The ducks and rabbits are pretty easy to feed, if you need something to come quick.
cw: animal death
this time, a puffy breasted sparrow had the poor misfortune of landing on her window sill. she caught it by the tweeting neck and bit into its chest, stripping meat from bone, swallowing the tiny heart, the little liver, the fattiest parts of meat whole, sucked from the bones. she tossed the carcass out the window, before skirting into the bathroom to be sick, where she's been for the last several minutes. so now she's here, again, spewing blood, again, and — embry is here. lovely.
if she could somehow cover up her sick with coy nuance, she would, but there's nothing too subtle about throwing up viscera, nor the tears racing down her face from the pain of it, one bloody hand clamped around the rim of the toilet, the other fisting at her stomach, instinctively trying to press on the pain to dull it. he's sweet to help — not even parisa is rotten enough to not be grateful, spitting miserably in the bowl, reaching up blindly to pull the flush. if she doesn't flush in between fits, it'll fill up. big disaster. )

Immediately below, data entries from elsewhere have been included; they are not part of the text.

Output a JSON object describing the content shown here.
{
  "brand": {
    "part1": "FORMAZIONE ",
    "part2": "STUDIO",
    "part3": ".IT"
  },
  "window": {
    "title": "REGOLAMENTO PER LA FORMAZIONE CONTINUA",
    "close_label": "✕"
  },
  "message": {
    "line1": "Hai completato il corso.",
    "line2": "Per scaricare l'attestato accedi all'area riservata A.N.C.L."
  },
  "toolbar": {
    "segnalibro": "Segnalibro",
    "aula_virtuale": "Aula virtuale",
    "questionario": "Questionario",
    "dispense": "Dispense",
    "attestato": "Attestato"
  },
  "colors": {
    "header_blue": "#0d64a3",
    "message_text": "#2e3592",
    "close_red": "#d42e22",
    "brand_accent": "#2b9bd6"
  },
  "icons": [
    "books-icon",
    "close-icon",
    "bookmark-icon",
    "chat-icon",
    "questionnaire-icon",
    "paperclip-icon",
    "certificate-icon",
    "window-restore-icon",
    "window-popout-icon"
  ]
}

It's only — because I hate you so much.
( it's meant to be funny. parisa doesn't hate embry, much the opposite. she vomits again, wailing miserably, but finally feels some relief in the latest go around — finished? maybe? she slithers to the side of him, out of his grasp, curling up in a fetal position on the ground so she can rest her burning cheek on the cold tile near his knee. her hands are bloody so she doesn't reach for him, but with her black hair splayed in her face she looks up at embry, wet eyes a little amused before she shuts them, groaning. )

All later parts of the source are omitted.